Uma consulta começa com a observação. Ali já temos a primeira impressão do paciente. Com um olhar, percebemos se ele está hidratado, normocorado, desnutrido, com sobrepeso.
Percebemos o aspecto da sobrancelha, da inserção dos cabelos, da força das unhas, se a pele tem rugas. Qual a coloração da pele, mais amarela, pálida, com manchas... Se tem pouco ou muito pelos. Se a pessoa tem um tônus mais forte ou é mais flácido.
Tudo informa e tudo compõe uma percepção da qualidade de saúde.
Isso ocorre se a pessoa se deixar revelar. Senão, não é possível ter essa avaliação e sobra apenas conhecer o que exames laboratoriais ou exames de imagem podem demonstrar. Muitas vezes é uma contradição do que se está vendo.
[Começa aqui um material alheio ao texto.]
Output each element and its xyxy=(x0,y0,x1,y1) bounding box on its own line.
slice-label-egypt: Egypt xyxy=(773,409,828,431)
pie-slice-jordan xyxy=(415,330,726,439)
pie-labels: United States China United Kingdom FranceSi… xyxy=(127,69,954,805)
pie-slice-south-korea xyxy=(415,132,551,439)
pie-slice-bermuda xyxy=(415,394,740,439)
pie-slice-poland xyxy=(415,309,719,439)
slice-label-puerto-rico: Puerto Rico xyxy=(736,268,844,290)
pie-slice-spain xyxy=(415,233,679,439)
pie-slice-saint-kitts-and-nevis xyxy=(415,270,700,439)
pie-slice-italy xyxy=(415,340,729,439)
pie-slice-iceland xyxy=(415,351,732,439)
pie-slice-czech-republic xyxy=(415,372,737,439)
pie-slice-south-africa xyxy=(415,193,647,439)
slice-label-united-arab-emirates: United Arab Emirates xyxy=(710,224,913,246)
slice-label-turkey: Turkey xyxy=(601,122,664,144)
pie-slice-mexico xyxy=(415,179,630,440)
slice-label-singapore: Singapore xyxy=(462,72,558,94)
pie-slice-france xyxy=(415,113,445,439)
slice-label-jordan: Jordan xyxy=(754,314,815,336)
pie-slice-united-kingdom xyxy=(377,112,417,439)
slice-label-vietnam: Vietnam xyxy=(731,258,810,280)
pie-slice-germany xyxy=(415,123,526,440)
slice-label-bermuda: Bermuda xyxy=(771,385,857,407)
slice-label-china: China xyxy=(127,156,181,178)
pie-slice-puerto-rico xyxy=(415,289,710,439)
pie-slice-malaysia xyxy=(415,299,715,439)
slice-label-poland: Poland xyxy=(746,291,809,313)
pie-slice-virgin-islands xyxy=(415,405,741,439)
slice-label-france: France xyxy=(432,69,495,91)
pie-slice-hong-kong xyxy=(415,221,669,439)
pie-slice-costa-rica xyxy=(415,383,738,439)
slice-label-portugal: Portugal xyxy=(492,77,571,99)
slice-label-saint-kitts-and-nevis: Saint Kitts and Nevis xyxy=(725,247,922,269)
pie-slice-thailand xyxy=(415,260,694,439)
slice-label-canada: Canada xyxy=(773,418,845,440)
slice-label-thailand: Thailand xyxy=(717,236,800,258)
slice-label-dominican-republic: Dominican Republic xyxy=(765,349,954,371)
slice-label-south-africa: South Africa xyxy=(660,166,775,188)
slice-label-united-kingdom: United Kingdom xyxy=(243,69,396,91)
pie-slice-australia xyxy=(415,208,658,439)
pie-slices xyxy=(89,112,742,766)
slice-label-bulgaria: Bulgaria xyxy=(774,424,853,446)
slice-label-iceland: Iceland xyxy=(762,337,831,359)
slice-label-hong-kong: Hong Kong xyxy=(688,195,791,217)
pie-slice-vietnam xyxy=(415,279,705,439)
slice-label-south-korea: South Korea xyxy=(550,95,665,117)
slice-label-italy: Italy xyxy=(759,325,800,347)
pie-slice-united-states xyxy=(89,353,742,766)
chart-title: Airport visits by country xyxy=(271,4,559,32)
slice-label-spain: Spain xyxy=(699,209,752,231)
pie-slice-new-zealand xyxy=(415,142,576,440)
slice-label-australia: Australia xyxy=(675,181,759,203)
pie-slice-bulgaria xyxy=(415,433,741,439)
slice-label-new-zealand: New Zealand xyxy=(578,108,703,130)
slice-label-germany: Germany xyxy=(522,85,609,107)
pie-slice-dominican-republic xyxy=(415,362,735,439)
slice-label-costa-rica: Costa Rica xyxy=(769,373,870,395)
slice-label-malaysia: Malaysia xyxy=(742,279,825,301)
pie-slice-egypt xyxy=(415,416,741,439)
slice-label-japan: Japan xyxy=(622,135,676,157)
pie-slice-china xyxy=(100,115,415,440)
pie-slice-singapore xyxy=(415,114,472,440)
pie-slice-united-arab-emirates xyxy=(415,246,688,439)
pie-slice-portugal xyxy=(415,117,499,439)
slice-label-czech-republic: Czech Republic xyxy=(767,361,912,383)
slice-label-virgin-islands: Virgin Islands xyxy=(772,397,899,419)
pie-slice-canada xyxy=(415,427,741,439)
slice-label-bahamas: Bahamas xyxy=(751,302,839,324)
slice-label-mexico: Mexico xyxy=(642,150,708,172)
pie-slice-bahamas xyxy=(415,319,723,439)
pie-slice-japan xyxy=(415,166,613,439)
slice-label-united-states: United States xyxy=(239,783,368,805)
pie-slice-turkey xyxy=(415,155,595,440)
Há pessoas que não deixam a aparência demonstrar a idade. E nos surpreendem muito quando vemos a data de nascimento. Essa incoerência entre aparência, idade e exames é algo cada vez mais frequente no consultório.
Quem está dentro da vestimenta construída para ser o modelo que a pessoa quer aparentar para os outros? Quem ela é e como ela quer ser vista e se ver no espelho?
Como lidar com esse paradoxo?
O que é uma pessoa bem-cuidada e o que é uma pessoa aceitando qualquer sacrifício para ter uma aparência muito mais jovem ou muito diferente da sua real imagem?
Nessa proposta de atingir uma imagem idealizada, não se mensuram com critério nem gastos financeiros, nem desconstrução da funcionalidade normal do corpo. Limites de segurança em saúde são negligenciados com total conivência e autorização dos pacientes.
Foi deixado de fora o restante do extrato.